◆2度おいしいてんぷら油◆


▲全国から廃食油が集まってくる

 てんぷらやフライなど揚げ物に欠かせない食用油は、繰り返し使えるとはいえ酸化したら味も悪くなって寿命を迎える。そのまま排水口に流すのはもってのほかだが、新聞紙に吸い込ませたり、薬剤で固めて捨てたりするのは面倒なことも確かだ。
 家庭で処理に因った食用油を引き取り、金券として使えるチケットと引き換えるサービスを始めたのが、廃食油リサイクルを手掛けるユーズ(東京・墨田)。使用済みの容器に油を詰めて送る。十回送ると、千六百七十円分のチケット「ユーズ」が返送されてくる。

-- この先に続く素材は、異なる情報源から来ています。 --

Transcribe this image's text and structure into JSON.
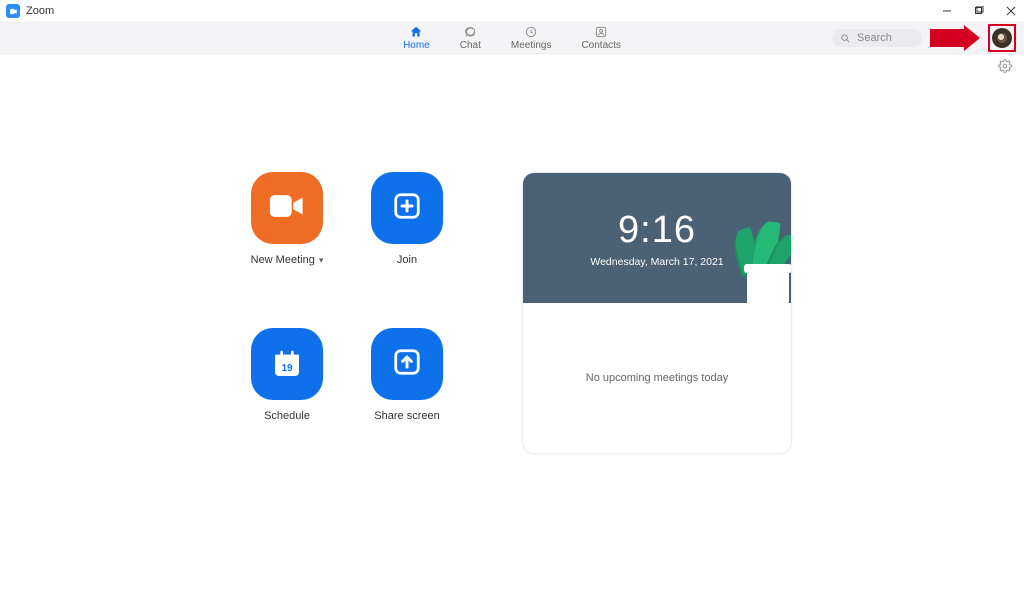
{
  "window": {
    "title": "Zoom"
  },
  "tabs": {
    "home": "Home",
    "chat": "Chat",
    "meetings": "Meetings",
    "contacts": "Contacts"
  },
  "search": {
    "placeholder": "Search"
  },
  "actions": {
    "new_meeting": "New Meeting",
    "join": "Join",
    "schedule": "Schedule",
    "share_screen": "Share screen",
    "schedule_day": "19"
  },
  "dashboard": {
    "time": "9:16",
    "date": "Wednesday, March 17, 2021",
    "no_meetings": "No upcoming meetings today"
  }
}
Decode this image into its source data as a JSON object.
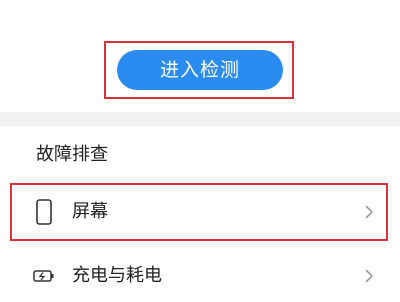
{
  "detect": {
    "button_label": "进入检测"
  },
  "troubleshoot": {
    "section_title": "故障排查",
    "items": [
      {
        "label": "屏幕",
        "icon": "phone-screen-icon"
      },
      {
        "label": "充电与耗电",
        "icon": "battery-charging-icon"
      }
    ]
  },
  "colors": {
    "accent": "#2a8cf0",
    "highlight": "#d7323c",
    "text": "#222222",
    "separator": "#f2f2f2"
  }
}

 ユーズは同社が経営する古本屋のほか、契約を結んでいる墨田区内のすし店でそのまま金券として利用できる。廃食油からつくった軽油代替燃料にも引き換えてくれる。さらに、同社が福島県只見町に所有する山林一坪分をもらうこともできるという。
 これまで同社は、てんぷら店など飲食店から出る廃食油を回収してリサイクルする事業を進めてきたが、家庭を一軒一軒回って油を回収するのは、コスト的にも困難だった。送料を各家庭に負担してもらってリサイクルの輪を広げるため、特典付きサービスを展開することにした。今では全国約二千世帯から、役目を終えた油が送られてくるようになった。
 廃食油は精製するとディーゼルエンジンを動かす燃料として使えるほか、せっけんとしてリサイクルすることもできる。容器に詰める少しの手間で、捨てることなく新しい命を吹き込む取り組みだ。しかもちょっとお得となれば、乗ってみる気になる。